Base officials said they will continue sampling approximately 50 residential wells for elevated levels of the two chemicals through next week. The decision to continue this phase of sampling is a result of three out of seven northern border wells on base that were found to be above the EPA health advisory levels.

Once sampling is complete, the preliminary results will take approximately 45 days to return to base officials, at which point, individual residents will be personally notified of their results according to a press release. The validated results will come about a month after that and will be mailed to the impacted residents.

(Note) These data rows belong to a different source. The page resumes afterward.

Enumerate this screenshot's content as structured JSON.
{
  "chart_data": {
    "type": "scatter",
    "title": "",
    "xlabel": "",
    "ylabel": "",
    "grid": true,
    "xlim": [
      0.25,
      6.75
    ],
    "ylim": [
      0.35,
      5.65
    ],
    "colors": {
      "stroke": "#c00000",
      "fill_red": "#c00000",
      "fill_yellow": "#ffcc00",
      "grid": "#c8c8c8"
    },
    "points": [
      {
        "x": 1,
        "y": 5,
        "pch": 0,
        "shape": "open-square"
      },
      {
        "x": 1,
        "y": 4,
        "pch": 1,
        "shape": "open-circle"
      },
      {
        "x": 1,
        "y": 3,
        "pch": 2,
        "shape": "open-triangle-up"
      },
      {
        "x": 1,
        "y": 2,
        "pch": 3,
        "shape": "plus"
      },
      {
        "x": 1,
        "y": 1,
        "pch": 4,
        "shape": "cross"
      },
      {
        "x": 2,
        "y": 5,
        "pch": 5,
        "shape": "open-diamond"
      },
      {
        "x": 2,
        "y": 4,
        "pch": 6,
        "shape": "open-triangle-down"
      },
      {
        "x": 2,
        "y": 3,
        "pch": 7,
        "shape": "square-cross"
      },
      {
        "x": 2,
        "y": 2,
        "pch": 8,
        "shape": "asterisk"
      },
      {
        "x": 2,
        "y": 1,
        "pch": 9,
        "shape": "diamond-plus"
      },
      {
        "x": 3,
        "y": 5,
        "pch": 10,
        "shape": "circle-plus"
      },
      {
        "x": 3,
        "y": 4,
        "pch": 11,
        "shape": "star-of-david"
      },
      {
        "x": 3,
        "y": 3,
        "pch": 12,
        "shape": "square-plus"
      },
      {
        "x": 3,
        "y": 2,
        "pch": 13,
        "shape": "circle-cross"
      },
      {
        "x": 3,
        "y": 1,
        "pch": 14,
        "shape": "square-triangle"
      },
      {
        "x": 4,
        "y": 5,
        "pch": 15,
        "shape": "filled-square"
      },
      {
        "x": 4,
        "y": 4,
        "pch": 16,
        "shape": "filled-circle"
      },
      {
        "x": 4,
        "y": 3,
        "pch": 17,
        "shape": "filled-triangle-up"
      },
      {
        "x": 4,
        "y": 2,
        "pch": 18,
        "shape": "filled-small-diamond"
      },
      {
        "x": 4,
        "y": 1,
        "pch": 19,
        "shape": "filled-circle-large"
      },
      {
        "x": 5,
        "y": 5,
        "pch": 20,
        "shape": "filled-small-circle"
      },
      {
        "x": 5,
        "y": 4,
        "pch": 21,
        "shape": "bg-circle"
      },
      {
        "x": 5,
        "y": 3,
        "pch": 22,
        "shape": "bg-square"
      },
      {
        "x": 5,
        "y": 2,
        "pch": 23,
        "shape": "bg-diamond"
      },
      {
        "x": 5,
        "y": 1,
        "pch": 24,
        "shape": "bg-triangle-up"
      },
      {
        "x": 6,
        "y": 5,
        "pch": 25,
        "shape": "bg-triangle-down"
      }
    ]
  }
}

“Our goal from the onset of this has been transparency. Our communities deserve to know what we know because this is a concern to all of us,” said Colonel Ryan Samuelson, 92nd Air Refueling Wing commander.

Phase one of sampling included 23 private wells. 17 were above health advisory levels, one was below and five wells did not have any detectable PFOS or PFOA according to a press release.

Phase two included four municipal wells, two monitoring wells and 28 residential wells. Two Airway Heights municipal wells and three residential wells were above the health advisory level. Five residential wells had detectable levels below the health advisory level and the rest of the wells did not have any detectable levels of either chemical according to AFB officials.

All residents whose water supply had levels above the health advisory level were notified and provided bottled water after preliminary results were received.

For more information on water sampling, contact the Fairchild AFB Public Affairs office at (509)-247-5705.

Editor's note: An earlier version of this article incorrectly reported four of seven wells were found to be above the EPA health advisory level. Fairchild Air Force Base issued a corrected press release Tuesday morning clarifying the correct number as three out of nine wells found to be above the advisory level.